Right, we have discussed this before. It's interesting and important. I make the distinction between WEP vs overboost, because WEP settings are usually approved as 'safe' for the engine, based on testing. Of course, that doesn't mean it was 100% safe. Engines broke or even caught fire blew up fairly routinely in military service. They were basically racing engines, very veyr powerful ones at the limits of the technology of the day, and were as temperamental as the engines on a racetrack.
Overboost means the pilot took the boost setting past what was recommended / allowed emergency maximum. You are right that a 1944 WEP setting was not the 1942 official setting. The 1944 setting came from the overboosting routinely being done by P-40 pilots in the Pacific and the Mediterranean. Not sure if it was also done by P-39 pilots, (I assume it was), and I know the P-38 had specific and unique issues. As we know via the famous Allison memo, Allison and the War Department and the units basically worked out what was the 'best practice', though of course if the pilot was fighting, or running, for his life, guidelines may likely go right out the window.
The original maximum boost settings from the early manuals was too low, given the speed and performance of enemy aircraft, and people who stuck to those guidelines often paid with their life. They appear to have gone right past it within weeks or even days of combat in many cases. Pilots from the Australian 75th Sqn in New Guinea described boosting at 70" in their very first air battles with Zeros. In the MTO Theater, also Australian and then some British and South African units were doing this with their P-40D Kittyhawks after about 5-6 weeks.
I believe over time, the maximum boost settings (WEP) were used routinely while the overboost (beyond WEP) ratings were used less often (only in true life or death emergencies), except in cases like with the British recon Mustangs where the unit had carefully worked out how far they could push things in specific conditions.
The big scorch mark and often leaking oil also gave this away I think
And at a bit higher altitude when coming out of a dive, apparently
Seeing as takeoff power was routinely used ... for takeoff, especially when carrying bombs and / or external fuel tanks, I would think the wire would be set at least for 51" or whatever takeoff power was. Otherwise you aren't going to know much about "overboost" / WEP because the wire is already going to be broken before the plane is 100' off the ground .
Engines did NOT break or catch fire frequently. They were and ARE VERY reliable.

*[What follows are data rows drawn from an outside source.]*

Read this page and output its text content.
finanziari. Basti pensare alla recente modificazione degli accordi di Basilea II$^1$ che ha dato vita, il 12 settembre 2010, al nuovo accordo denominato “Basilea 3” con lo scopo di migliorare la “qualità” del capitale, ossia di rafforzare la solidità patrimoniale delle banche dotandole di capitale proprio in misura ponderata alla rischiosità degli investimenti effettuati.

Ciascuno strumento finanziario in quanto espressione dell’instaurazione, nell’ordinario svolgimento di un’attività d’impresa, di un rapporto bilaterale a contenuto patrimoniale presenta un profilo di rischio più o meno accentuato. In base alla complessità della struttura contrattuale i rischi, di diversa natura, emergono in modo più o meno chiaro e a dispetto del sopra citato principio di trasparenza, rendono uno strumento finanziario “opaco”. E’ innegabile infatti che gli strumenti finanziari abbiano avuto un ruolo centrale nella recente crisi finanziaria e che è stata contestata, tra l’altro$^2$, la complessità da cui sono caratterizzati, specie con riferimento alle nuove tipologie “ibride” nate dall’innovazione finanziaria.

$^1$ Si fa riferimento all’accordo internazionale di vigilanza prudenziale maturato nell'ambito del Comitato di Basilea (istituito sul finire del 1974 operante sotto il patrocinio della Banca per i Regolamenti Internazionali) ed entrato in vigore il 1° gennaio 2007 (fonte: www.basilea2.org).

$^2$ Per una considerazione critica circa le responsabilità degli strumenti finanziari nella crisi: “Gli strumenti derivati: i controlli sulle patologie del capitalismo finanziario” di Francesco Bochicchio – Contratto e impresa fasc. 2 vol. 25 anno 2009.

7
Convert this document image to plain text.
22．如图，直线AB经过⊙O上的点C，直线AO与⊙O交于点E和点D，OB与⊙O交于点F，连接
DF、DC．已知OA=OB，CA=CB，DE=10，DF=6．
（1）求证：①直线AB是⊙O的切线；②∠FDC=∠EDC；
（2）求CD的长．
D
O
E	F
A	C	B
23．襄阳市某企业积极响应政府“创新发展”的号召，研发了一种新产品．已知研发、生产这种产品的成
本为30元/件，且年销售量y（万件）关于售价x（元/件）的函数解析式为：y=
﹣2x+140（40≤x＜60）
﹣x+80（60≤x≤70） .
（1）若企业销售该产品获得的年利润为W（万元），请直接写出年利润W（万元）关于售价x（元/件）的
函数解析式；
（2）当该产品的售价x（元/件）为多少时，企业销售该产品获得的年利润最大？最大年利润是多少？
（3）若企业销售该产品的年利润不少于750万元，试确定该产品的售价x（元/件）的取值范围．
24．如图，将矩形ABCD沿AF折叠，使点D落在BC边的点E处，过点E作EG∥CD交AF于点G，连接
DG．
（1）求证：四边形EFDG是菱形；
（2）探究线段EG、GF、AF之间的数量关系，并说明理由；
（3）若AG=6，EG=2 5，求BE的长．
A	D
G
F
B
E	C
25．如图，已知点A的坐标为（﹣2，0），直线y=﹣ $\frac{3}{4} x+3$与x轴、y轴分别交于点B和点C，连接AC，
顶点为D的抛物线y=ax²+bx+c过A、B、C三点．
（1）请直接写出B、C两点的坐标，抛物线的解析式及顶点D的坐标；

I worked the Planes of Fame airshow for 10 years and we flew an average of 50 sorties per day for three days at each airshow. That's 1,500 sorties over 10 years with an average of about 30 WWII aircraft per show. In all that time we had 5 takeoff aborts after engine start. 1 was a flat tire, 1 was a Corsair that couldn't get a wing to unfold (hydraulic valve), 1 was a rough-running R-2800 that was traced to several fouled spark plugs and he aborted at about 50 knots (flew later, after changing the plugs), 1 was an R-1820 that backfired on short final approach and blew out a case gasket (it still taxied in and parked ... pilot error with the mixture), and one was aircraft-related and not a danger to flight ot aircraft, but safe is better than sorry in an airshow warbird.
That's two engine-related failures in 1,500 sorties some 55 - 65 years after these were active military engines. That's 0.13% engine-related issues that happened over 50 years after these were out of service. I'm not saying the military had that performance during wartime, but the engines were VERY reliable. The TBOs were NOT set due to engines that were running badly; they were set so that over 99.5% of all engines being sent it for overhaul could be overhauled and not replaced. That is, the TBO was set so the engine cases could be reused successfully when it came time for overhaul, not for operational issues.
We had zero engine fires. The military had a few, but not many. That's why there are guys with fire extinguishers around every radial at startup. Usually a so-called fire is oil that caught fire due to hot exhaust and it burns out rapidly, usually 3 - 5 seconds, before anyone can even get the extinguisher ready for use. Not always, mind you, but most of the time. I am not working on being around flying warbirds up and close for 18+ years in a row, and I have yet to encounter an engine fire. Not to say they don't happen, just not very often.